Why Building Green Matters

By Pat Rediger

 

Home owners are increasingly thinking “green” when planning their home renovations and builds. From reducing their water consumption and annual heating costs to using more environmentally-friendly construction products, home owners are looking for new and innovative ways to reduce their home’s carbon footprint and are expecting home builders to do the same.

 

Dakine Home Builders Inc. is the first and only home builder in Saskatchewan to be a member of Built Green Canada, a national organization that recognizes and promotes environmentally-friendly residential construction practices, including improving indoor air quality, reducing electrical and water consumption, and diminishing our overall environmental footprint.

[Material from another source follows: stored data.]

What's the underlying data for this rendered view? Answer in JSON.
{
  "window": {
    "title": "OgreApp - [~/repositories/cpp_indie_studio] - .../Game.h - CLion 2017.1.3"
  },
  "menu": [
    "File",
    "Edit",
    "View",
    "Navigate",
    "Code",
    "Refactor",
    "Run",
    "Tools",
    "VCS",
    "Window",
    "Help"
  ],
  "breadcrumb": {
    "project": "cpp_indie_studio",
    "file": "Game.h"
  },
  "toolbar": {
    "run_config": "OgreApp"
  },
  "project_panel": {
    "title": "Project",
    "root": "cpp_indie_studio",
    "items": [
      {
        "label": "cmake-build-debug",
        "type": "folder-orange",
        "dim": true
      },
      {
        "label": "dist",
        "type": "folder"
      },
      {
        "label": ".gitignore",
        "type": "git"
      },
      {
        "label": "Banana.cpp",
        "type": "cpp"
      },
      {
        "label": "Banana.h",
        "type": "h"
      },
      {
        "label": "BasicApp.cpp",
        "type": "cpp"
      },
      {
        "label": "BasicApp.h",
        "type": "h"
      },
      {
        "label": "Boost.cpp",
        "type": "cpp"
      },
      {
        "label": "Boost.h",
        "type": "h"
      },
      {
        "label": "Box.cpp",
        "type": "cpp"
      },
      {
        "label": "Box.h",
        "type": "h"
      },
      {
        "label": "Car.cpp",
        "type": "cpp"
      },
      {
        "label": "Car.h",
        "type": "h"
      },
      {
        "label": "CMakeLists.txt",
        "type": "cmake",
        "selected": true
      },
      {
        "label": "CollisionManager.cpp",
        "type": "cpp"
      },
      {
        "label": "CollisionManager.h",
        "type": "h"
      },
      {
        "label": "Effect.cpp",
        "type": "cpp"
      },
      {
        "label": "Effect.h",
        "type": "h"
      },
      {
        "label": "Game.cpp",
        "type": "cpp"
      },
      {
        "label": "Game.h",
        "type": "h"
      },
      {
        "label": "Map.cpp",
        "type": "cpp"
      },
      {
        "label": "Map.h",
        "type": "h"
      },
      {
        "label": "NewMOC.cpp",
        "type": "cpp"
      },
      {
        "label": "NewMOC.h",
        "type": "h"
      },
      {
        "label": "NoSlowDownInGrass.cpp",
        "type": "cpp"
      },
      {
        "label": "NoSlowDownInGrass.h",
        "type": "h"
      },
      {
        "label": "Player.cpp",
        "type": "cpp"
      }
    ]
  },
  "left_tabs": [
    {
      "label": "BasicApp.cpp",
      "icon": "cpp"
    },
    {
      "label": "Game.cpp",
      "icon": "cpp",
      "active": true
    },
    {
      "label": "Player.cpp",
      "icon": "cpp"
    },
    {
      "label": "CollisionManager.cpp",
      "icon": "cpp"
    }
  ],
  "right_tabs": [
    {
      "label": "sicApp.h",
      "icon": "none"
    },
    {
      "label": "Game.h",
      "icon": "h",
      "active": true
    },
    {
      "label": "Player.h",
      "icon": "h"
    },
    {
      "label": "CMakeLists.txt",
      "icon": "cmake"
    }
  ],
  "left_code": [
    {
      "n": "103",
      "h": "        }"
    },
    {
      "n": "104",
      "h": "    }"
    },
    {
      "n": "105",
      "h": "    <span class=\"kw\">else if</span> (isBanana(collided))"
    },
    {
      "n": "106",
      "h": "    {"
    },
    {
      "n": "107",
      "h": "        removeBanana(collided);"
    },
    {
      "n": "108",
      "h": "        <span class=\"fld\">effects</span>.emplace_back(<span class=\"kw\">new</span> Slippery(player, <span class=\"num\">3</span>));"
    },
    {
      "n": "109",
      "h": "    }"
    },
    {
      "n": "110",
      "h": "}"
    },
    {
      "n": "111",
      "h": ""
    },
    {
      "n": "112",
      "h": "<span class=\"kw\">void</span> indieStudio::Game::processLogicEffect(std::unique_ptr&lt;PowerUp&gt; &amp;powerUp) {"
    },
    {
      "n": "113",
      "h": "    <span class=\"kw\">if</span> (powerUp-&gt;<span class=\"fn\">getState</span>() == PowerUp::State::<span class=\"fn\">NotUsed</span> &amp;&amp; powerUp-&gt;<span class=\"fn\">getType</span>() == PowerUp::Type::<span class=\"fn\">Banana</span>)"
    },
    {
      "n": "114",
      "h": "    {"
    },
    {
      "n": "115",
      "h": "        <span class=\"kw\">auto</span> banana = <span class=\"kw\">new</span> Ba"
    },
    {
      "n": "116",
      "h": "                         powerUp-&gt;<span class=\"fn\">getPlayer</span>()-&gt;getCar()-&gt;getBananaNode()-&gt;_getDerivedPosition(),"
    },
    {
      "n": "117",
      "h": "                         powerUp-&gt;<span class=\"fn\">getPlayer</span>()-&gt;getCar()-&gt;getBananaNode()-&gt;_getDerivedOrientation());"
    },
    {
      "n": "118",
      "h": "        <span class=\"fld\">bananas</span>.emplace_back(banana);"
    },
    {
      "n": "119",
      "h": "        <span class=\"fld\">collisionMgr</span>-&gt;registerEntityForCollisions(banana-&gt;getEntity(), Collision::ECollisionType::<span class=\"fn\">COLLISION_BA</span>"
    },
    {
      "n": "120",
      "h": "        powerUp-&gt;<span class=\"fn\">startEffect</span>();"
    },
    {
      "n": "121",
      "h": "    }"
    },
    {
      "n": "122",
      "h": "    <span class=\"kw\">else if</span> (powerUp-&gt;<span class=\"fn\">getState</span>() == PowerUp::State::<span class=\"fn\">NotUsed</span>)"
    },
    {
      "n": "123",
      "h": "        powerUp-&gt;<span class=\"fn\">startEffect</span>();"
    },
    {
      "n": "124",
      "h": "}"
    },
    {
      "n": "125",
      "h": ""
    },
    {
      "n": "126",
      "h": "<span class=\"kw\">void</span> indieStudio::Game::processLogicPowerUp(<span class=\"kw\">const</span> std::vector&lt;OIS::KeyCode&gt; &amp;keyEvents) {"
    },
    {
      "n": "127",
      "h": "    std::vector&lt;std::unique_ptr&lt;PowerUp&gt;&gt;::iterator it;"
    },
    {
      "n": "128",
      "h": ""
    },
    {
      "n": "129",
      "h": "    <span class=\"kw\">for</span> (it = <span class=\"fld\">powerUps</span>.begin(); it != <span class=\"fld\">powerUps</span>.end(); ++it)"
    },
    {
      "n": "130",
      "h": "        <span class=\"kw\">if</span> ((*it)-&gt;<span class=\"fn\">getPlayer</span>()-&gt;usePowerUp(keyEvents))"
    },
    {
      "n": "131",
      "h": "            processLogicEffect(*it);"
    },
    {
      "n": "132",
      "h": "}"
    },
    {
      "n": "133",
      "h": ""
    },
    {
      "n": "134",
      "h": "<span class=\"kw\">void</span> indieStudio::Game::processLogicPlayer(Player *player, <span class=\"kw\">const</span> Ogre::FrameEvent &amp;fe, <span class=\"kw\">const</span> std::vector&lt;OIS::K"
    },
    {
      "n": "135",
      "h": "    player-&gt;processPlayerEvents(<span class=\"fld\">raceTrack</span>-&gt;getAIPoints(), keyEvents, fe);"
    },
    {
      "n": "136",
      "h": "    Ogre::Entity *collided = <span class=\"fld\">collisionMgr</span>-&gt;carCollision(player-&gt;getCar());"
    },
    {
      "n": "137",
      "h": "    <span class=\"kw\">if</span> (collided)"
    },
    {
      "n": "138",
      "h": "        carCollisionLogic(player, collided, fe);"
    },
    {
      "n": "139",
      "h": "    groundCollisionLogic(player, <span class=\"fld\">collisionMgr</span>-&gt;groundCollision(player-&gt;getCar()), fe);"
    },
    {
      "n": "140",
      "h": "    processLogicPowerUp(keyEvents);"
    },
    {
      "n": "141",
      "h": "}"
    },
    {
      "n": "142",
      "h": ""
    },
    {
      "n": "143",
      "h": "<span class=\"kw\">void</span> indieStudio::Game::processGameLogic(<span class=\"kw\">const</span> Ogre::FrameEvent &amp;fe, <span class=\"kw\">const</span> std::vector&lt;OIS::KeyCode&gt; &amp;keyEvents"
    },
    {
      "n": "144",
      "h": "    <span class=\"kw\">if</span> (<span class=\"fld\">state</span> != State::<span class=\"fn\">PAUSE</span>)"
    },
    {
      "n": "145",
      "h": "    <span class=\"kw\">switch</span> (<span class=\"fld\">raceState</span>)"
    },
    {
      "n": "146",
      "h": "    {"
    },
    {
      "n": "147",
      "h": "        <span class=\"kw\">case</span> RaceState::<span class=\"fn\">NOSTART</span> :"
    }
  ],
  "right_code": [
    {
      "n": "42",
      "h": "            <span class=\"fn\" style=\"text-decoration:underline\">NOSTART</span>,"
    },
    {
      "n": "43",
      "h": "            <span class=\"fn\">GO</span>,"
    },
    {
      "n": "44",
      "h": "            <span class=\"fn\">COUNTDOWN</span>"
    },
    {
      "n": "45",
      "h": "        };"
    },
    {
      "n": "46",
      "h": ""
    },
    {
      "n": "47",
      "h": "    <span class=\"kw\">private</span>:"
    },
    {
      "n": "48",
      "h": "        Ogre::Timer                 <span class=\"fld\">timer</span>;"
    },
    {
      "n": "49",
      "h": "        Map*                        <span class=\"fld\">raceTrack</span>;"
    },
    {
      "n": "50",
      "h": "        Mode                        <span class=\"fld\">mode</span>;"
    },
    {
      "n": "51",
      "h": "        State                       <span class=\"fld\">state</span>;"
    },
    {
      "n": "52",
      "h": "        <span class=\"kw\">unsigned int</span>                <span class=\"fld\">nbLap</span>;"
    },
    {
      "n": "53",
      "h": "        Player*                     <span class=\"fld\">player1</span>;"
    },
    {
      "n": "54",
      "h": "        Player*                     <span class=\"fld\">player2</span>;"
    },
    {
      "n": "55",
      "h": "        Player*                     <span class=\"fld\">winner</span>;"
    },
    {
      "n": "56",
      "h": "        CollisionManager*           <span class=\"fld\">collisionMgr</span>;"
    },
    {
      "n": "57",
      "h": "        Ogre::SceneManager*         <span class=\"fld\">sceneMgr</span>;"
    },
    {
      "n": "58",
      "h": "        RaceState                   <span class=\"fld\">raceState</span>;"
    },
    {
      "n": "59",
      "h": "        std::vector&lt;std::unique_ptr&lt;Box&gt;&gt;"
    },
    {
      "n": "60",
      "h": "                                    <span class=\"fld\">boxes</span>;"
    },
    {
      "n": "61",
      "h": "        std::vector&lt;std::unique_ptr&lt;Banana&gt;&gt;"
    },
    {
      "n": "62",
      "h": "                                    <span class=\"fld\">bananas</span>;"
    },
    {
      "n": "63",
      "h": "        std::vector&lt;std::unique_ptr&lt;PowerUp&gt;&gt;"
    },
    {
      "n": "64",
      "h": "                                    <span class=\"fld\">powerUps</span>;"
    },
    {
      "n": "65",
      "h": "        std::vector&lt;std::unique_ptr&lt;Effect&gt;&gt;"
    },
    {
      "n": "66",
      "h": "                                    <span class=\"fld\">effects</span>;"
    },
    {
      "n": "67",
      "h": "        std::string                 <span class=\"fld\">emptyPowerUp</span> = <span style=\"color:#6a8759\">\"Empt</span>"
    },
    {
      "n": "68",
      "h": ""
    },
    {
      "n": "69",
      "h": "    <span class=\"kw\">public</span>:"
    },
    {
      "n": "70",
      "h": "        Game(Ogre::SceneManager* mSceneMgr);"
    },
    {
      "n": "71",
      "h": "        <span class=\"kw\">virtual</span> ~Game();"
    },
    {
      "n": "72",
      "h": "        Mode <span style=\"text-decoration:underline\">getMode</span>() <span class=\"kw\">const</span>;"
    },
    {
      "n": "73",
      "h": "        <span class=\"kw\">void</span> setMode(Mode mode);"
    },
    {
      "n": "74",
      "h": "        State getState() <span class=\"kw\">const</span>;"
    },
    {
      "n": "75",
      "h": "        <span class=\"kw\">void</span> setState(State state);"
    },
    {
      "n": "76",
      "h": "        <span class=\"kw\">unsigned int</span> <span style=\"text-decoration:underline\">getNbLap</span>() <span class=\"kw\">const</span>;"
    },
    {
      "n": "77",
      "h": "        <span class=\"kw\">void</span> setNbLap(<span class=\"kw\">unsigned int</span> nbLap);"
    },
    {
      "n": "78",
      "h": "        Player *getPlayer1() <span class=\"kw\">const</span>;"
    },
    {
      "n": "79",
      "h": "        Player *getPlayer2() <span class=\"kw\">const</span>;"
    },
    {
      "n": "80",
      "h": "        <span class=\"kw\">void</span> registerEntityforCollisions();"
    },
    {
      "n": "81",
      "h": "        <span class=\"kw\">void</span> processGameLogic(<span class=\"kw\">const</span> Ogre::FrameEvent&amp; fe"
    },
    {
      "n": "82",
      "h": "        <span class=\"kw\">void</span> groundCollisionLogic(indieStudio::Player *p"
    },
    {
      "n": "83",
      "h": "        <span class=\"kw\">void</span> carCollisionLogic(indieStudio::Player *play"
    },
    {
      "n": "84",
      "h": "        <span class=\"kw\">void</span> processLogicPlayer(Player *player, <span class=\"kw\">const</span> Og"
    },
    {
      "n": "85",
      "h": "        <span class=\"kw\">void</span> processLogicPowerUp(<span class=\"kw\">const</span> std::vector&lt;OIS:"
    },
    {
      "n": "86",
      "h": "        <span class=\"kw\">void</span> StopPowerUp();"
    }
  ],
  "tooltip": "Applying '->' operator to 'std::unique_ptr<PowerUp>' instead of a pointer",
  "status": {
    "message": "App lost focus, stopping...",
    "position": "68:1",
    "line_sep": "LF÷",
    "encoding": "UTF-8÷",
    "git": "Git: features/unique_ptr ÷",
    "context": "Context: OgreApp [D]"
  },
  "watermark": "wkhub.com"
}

They are also a member of the Regina & Region Home Builders’ Association.       

 

“We believe that green building is more than just building an energy efficient home,” says Todd Bodnar, President and Owner of Dakine Home Builders Inc. “Disposing of waste in an environmentally-friendly manner is crucial to the survival of our planet.”

 

Bodnar says that Saskatchewan’s construction industry alone generates an estimated 2.2 million tonnes of waste every year, and about 80 per cent of that waste can be diverted from landfills using the basic green ideas that everyone is now familiar with: reduce, reuse, and recycle.

 

Dakine uses only steel beam construction in its houses as they are recyclable when they reach their end life, do not require glues, pesticides, or preservative treatments to prevent rot, and require less overall raw material waste compared to wood beams. They also reduce waste by using the shortest route possible when roughing in plumbing and electrical outlets and choosing suppliers who sell environmentally-friendly products and use either reusable or recyclable packaging materials.

 

However, the company does not stop there. They also use local suppliers to reduce fuel consumption and pollution levels associated with long-haul transportation; opt for pre-assembled products whenever available to cut down on on-site construction waste; have staff members responsible for selecting materials leftover on their construction sites for either reuse (including donations to Habitat for Humanity and using cut-down lumber for blocking at other sites) or recycling; and always setting up recycling bins at their job sites.

 

Of course, each of their homes, like many other home builders in the province, are built to current Energy Star program specifications, using low-flow toilets and taps to reduce water consumption, motion sensors and timed light switches to reduce electrical consumption, and zone control systems, which increase a home’s energy efficiency, so that a smaller furnace can be installed to reduce the home’s overall heating costs and requirements.    

 

Amazingly enough, these are still just a few of the practices Dakine employs every day to ensure that they build homes that are more environmentally friendly and sustainable. They also hope that being a member of Built Green Canada will encourage others in the industry to do the same.  

 

“From start to finish, we look for ways to minimize waste during construction, and we are constantly researching new technologies, looking for ways to improve our building practices,” says Bodnar. “Built Green Canada is all encompassing, taking into consideration not only a member’s building practices but their business practices as well. They understand that showing leadership in sustainability takes a holistic approach that includes the preservation of natural resources, the reduction of pollution, and the improvement of ventilation and air quality. We hope that through our continued involvement with Built Green, we can encourage more Saskatchewan builders to become members. After all, sustainable communities are something everyone should take a vested interest in.”

 

Of course, some will argue that the costs associated with green building practices are cost-prohibitive to both the home builder and home owner. However, Bodnar disagrees saying, “Many associate environmental sustainability with expense; however, it is quite the opposite. When we prevent physical waste, increase energy efficiency or improve resource productivity, we in fact save money, improve profitability, and bring about true value for our customers.”

 

That isn’t to say that all green technologies are inexpensive; there are some that are more expensive than their less environmentally-friendly counterparts. “That’s why it is important, as a builder,” adds Bodnar, “to know your facts, understand the purpose for the technology being requested, understand the cost versus benefit, and help your customer make an informed decision.”

 

“Technology has advanced in such a manner that we don’t have to just accept waste as part of doing business,” says Bodnar. “We know the building process impacts the environment and ecosystem surrounding the build site, so we don’t offer environmentally friendly building practices as an option. We incorporate those practices as a standard whenever possible. It’s a cost that we absorb as a company. In a world where many operate under the assumption that the environment is an endless source of resources and a limitless depository for waste, coupled with a market that is highly competitive and profit driven, this practice isn’t always easy. But it’s one we can’t afford to ignore.”